In March, the FDA released the FDA Memorandum Circular 2020-001​ in response to the increasing demand for sanitising products.

It detailed regulatory guidelines in for local manufacturers looking to temporarily produce all ethanol and isopropanol products, regardless of concentration, intended for us as sanitising, antibacterial and antiseptic agents.

The Centre for Cosmetic Regulation and Research (CCRR) was tasked to facilitate the process.

The FDA has published a guide​ detailing the mandatory cosmetic labelling guidelines for sanitising products.

According to the FDA, hand sanitisers must include product name and function “to identify the product and guide you on intended use”, ​while brands names and logos are optional.

Labels must also note the net content, country of manufacture and include the manufacturing, expiry or best before date of the product.

Instructions of use must be included to inform of the proper usage of the product in terms of “application and frequency of use”.​

Additionally, manufacturers need to include special precautions to inform users of conditions of use, warnings and note the use of ingredients from animal origin.

A full ingredient list should be displayed, including perfume, fragrance, aroma, flavour, colouring or botanical extracts.

Lastly, the product must be marked with the name and address of the manufacturer or distributor.
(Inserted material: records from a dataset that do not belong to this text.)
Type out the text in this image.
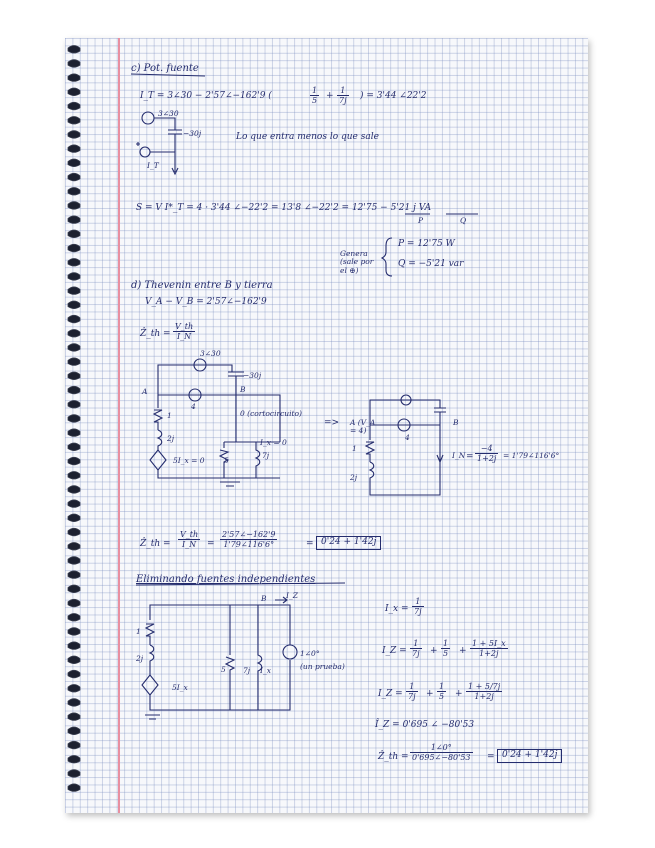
c) Pot. fuente
I_T = 3∠30 − 2'57∠−162'9 (	$\frac{1}{5} + \frac{1}{7j}$ ) = 3'44 ∠22'2
3∠30
−30j
I_T
Lo que entra menos lo que sale
S = V I*_T = 4 · 3'44 ∠−22'2 = 13'8 ∠−22'2 = 12'75 − 5'21 j VA
P	Q
Genera (sale por el ⊕)
P = 12'75 W
Q = −5'21 var
d) Thevenin entre B y tierra
V_A − V_B = 2'57∠−162'9
Ẑ_th = $\frac{V\_th}{I\_N}$
3∠30
−30j
A	B
4
1
2j
5I_x = 0	5
7j
I_x = 0
0 (cortocircuito)
=> A (V_A = 4)
B
1
2j
4
I_N = $\frac{-4}{1+2j}$ = 1'79∠116'6°
Ẑ_th = $\frac{V\_th}{I\_N} = \frac{2'57\angle-162'9}{1'79\angle 116'6^\circ}$	= 0'24 + 1'42j
Eliminando fuentes independientes
B	I_Z
1
2j
5I_x
5 7j I_x
1∠0°
(un prueba)
I_x = $\frac{1}{7j}$
I_Z = $\frac{1}{7j} + \frac{1}{5} + \frac{1 + 5I\_x}{1+2j}$
I_Z = $\frac{1}{7j} + \frac{1}{5} + \frac{1 + 5/7j}{1+2j}$
Î_Z = 0'695 ∠ −80'53
Ẑ_th = $\frac{1\angle 0^\circ}{0'695\angle-80'53} = 0'24 + 1'42j$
According to the memorandum, companies must submit complete labelling visuals in Filipino or English in a .png format.

For products that have already been notified as cosmetic products, the FDA states that they have to follow the labelling guidelines under the ASEAN Cosmetic Directive (ACD).
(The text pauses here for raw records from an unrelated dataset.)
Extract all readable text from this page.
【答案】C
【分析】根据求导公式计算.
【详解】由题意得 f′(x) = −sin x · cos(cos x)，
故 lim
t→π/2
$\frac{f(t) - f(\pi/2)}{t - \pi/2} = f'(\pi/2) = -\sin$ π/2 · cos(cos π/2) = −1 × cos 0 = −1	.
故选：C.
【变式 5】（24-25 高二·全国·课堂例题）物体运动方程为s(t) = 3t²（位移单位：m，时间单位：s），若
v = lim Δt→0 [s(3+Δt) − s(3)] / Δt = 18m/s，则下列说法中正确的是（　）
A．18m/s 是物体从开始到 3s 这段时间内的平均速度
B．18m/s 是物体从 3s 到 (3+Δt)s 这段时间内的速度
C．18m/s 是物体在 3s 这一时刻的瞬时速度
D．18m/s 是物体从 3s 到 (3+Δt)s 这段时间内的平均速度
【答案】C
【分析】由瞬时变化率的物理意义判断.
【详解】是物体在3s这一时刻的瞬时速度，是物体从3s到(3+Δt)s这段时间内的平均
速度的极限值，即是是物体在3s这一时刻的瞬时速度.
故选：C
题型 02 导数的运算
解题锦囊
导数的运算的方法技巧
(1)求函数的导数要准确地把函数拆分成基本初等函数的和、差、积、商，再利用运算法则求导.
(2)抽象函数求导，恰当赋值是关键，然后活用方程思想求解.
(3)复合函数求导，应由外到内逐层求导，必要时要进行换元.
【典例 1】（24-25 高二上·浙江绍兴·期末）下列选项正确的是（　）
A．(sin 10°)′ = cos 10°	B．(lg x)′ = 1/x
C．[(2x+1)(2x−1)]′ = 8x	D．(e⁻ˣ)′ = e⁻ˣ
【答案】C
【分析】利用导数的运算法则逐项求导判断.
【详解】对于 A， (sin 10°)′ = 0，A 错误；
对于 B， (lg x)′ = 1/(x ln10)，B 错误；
These products will be subjected to post-marketing surveillance activities, the FDA warned. “Applicable regulatory tools shall be implemented to non-compliant and violative products.”​

Boosting hand sanitiser production

Previously, the FDA had issued a notice​ allowing licensed retail drug outlets such as pharmacies and drugstores to produce their own alcohol-based hand sanitisers to keep up with demand in the market.

The process can only be performed by a registered and licensed pharmacist that is employed by a licensed retail drug outlet.

While compounding hand sanitisers, the pharmacist must be wearing personnel protective equipment (PPE).

The FDA noted that the process must be conducted in a designated area for compounding that is well-sanitised and well-ventilated and has appropriate measures in place against fire hazards.

All sanitisers must be made using pharmaceutical-grade ingredients and must contain either 80% ethanol or 75% isopropyl alcohol.

The formula also must contain 1.45% glycerol and 0.125% hydrogen peroxide.

The circular stated that only distilled, filtered, or reverse osmosis water can be used in the mixture.

However, the FDA noted that it “strongly discourages”​ the addition of other ingredients such as fragrances and gelling agents as the agency said it could impact the quality and potency of the product.

Production is capped at 50 litres per batch and drugstores must record its formulations and imposed quality control measures for the products.